The contract is the central record connecting every department. When support opens a ticket, they see the billing balance and signal levels instantly. No integrations, just one unified database.
In most ISP operations, the customer exists in five places: as an account in the billing system, as a device record in the network management tool, as a ticket in the helpdesk, as a line item in the inventory system, and as a row in a finance spreadsheet. Each system has its own version of the truth. When these versions disagree, and they always do, someone has to reconcile them manually.
ISPCQ eliminates this by design. There is one customer record. One contract. That contract connects to the billing ledger, the installed equipment serials, the OLT port assignment, the signal history, the support ticket timeline, and the payment history.
This is not an integration layer sitting on top of separate systems. It's a single application with a single data model. The billing engine writes to the same ledger that finance reads. The network provisioning system reads the same contract that support sees.
There is no synchronization delay, no mapping table, and no "sync failed" error at 3 AM.
A battle-tested stack designed for operational reliability. Multi-region, multi-tenant, AI-native, configuration-driven.
One codebase, infinite localizations. An ISP group running operations in multiple countries doesn't need separate installations or code forks. Regional differences (address formats, tax rules, currency display, payment gateway configuration) are handled through data-driven configuration layers.
ISPCQ runs on a proven stack optimized for ISP transaction volumes: thousands of billing cycles, hundreds of concurrent users, and continuous network polling, all on modest server hardware. Designed for operators who want fast page loads and low maintenance, not engineering teams managing microservices.
Embedded LLM intelligence powered by Claude. Aelita operates within the same permission boundaries as the logged-in user. She can draft, suggest, and analyze, but she cannot act without human approval. AI acceleration without AI risk.
Payment gateways, OLT and network drivers, and messaging channels ship as self-contained, manifest-described extensions, switched on per-tenant through database configuration. No code forks, no core edits. Each extension declares its own boot files, dependencies, and config keys, so an operator's capability set is composed from configuration rather than custom builds.
Scenario. Customer #4721 calls to cancel their service. In a disconnected stack, cancellation is a multi-step process across four systems: the support agent creates a cancellation request, someone in billing has to stop the next invoice, the NOC team needs to deprovision the OLT port, and the inventory team needs to schedule equipment recovery. If any of these steps is missed, the customer gets billed after cancellation, or the ONU sits at their premises for months, or the OLT port stays allocated and unavailable.
In ISPCQ. The support agent opens the contract and initiates cancellation. This single action triggers a coordinated workflow: billing is scheduled to stop on the service end date with any required proration, the OLT port is flagged for deprovisioning, the inventory system creates a recovery task for the assigned ONU (serial number pre-filled), and the contract status changes to "Pending Termination", visible to every team. If equipment is not recovered within the configured window, an automated reminder escalates to the field supervisor.
The result. Every step is connected because every module reads from the same contract record. There is no handoff email. There is no "I didn't know they cancelled." The contract is the nucleus, and every team orbits around it.
ISPs handle sensitive customer data, financial records, and network credentials. Where that data lives matters, not just for compliance, but for operational confidence. Two equally legitimate deployment paths; same architecture either side.
ISPCQ keeps every department on the same operational timeline: customer lifecycle, network state, financial status, and field actions.
One contract record powers support, billing, network, and inventory workflows. When a field technician installs equipment, the contract updates.
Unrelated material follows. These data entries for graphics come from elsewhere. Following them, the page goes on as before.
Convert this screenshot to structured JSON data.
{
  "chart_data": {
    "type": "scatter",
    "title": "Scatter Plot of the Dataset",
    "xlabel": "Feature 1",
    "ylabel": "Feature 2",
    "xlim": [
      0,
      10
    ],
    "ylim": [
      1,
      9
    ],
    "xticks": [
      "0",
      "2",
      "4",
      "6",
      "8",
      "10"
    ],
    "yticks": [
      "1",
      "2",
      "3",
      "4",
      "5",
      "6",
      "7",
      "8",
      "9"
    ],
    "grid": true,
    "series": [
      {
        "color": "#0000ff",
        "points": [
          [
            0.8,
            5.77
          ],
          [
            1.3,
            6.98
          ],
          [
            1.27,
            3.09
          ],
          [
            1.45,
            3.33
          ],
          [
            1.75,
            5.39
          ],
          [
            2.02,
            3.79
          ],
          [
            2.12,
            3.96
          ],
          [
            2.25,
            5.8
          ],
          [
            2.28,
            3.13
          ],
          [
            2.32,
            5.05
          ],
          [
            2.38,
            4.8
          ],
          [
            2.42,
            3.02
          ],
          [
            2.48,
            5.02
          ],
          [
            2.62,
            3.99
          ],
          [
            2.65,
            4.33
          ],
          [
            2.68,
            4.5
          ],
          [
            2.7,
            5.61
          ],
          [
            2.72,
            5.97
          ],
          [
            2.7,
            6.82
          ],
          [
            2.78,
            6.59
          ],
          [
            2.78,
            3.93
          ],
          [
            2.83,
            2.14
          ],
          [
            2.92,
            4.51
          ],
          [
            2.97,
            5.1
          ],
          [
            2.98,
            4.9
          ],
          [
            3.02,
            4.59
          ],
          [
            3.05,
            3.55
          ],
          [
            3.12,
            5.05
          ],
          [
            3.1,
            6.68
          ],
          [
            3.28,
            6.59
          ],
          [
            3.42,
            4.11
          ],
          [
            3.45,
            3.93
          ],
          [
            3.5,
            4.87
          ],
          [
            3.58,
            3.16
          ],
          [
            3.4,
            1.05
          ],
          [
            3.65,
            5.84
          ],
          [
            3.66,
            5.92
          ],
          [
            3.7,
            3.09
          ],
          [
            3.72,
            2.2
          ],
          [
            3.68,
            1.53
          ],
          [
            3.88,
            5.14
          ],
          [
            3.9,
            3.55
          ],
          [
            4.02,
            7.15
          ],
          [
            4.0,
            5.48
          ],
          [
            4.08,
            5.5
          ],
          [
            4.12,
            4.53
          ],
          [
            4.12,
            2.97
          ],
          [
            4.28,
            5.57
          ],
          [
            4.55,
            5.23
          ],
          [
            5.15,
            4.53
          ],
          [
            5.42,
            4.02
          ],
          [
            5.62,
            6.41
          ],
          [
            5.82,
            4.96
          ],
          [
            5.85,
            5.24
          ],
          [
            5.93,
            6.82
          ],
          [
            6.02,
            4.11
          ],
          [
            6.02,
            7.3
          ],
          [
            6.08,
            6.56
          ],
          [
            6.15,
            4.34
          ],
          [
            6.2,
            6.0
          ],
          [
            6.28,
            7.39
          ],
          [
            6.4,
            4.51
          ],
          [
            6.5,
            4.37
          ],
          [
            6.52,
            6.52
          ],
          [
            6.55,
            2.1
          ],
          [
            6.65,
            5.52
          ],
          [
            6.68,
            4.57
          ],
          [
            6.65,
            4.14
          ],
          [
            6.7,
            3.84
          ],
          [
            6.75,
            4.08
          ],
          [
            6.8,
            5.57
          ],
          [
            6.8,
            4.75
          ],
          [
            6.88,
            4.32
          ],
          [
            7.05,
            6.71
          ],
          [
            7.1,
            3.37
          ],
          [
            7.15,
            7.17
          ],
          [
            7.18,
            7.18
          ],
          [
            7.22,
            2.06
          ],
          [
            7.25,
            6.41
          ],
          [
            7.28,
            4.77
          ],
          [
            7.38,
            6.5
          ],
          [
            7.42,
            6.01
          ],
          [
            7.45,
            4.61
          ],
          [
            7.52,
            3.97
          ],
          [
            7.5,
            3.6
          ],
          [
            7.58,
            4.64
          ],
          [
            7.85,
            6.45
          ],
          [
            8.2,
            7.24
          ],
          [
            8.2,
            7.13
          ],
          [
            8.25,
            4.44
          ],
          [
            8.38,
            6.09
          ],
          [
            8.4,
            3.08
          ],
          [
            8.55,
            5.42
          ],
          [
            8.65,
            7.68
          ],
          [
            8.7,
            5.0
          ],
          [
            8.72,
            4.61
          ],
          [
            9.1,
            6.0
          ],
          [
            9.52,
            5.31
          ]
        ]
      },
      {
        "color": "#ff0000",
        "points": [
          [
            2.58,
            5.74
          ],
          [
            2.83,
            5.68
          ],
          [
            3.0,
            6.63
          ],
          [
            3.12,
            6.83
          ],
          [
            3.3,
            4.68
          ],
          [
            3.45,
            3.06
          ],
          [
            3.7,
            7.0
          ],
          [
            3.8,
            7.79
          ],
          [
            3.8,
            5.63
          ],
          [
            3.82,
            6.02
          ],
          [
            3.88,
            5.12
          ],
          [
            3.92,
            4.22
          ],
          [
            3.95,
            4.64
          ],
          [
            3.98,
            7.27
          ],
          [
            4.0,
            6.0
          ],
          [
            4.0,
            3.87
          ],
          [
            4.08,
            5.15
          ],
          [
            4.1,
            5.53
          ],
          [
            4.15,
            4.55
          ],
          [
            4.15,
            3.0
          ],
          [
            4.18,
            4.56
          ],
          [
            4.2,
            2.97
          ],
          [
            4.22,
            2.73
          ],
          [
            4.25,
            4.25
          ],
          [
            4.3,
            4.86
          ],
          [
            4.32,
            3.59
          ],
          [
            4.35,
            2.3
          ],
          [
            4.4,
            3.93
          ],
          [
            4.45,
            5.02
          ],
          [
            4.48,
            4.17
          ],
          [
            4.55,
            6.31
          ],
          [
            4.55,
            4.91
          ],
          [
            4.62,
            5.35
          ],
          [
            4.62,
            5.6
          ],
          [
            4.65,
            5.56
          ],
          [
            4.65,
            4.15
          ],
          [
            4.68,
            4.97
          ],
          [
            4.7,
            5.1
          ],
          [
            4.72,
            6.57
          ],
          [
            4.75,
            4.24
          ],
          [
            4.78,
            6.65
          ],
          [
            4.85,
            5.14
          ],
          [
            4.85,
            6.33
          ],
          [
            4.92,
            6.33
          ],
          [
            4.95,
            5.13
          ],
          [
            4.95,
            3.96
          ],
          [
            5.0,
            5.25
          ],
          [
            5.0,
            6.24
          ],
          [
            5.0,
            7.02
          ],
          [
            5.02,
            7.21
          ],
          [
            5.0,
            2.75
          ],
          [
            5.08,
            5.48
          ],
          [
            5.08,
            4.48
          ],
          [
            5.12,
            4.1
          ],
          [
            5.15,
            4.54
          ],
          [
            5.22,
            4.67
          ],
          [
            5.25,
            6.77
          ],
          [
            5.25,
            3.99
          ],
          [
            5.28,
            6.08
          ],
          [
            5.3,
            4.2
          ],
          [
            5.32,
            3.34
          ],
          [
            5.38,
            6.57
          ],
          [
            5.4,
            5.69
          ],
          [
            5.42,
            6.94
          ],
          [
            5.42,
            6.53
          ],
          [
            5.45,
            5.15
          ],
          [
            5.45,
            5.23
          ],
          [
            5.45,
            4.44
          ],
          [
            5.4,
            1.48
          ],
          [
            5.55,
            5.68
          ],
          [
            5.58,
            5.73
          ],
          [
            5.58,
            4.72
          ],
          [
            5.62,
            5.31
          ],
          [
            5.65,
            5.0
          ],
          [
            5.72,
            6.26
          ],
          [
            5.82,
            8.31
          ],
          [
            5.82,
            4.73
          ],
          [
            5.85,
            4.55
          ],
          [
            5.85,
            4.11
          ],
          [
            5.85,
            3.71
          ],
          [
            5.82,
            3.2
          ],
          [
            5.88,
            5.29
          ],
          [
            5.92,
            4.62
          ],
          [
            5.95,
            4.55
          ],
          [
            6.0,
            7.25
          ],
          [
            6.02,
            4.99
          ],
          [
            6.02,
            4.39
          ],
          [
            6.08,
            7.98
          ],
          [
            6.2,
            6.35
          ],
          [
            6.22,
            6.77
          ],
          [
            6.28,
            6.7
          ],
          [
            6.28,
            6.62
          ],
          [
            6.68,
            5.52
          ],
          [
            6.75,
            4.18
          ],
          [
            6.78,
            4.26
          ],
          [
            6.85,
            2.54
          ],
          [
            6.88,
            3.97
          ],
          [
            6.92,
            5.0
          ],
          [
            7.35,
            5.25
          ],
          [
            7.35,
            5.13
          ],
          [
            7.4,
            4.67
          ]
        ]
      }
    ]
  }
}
When billing generates an invoice, the contract reflects it. When NOC detects a fault, the affected contracts are identified automatically.
Every ISP operates slightly differently. ISPCQ adapts through database-driven configuration: form fields, validation rules, approval chains, notification triggers, and regional variations. No code changes required. The operations team can adjust workflows as the business evolves.
Every significant action is logged: who changed a plan, who approved a credit note, who closed a ticket without resolution evidence, who dispatched a technician. This creates an operational timeline that leadership can review, not for surveillance, but for process improvement and accountability.
Less cross-system friction. Teams stop re-entering data and reconciling conflicting records between tools. A support agent doesn't need to ask "what's the billing status?" because it's on screen. A finance clerk doesn't need to email NOC asking "is this customer actually disconnected?" because the contract status is shared.
Faster operational decisions. When the COO asks "how many customers are affected by that fiber cut?", the answer is available in seconds, not after someone queries three systems and cross-references in a spreadsheet. Decision-makers see billing risk, network health, and field status in one place.
Stronger accountability. Every key action is visible and traceable across teams. When something goes wrong (a customer billed incorrectly, equipment missing after an install), the audit trail shows exactly what happened, when, and by whom. This shifts culture from "who's responsible?" to "how do we prevent this?"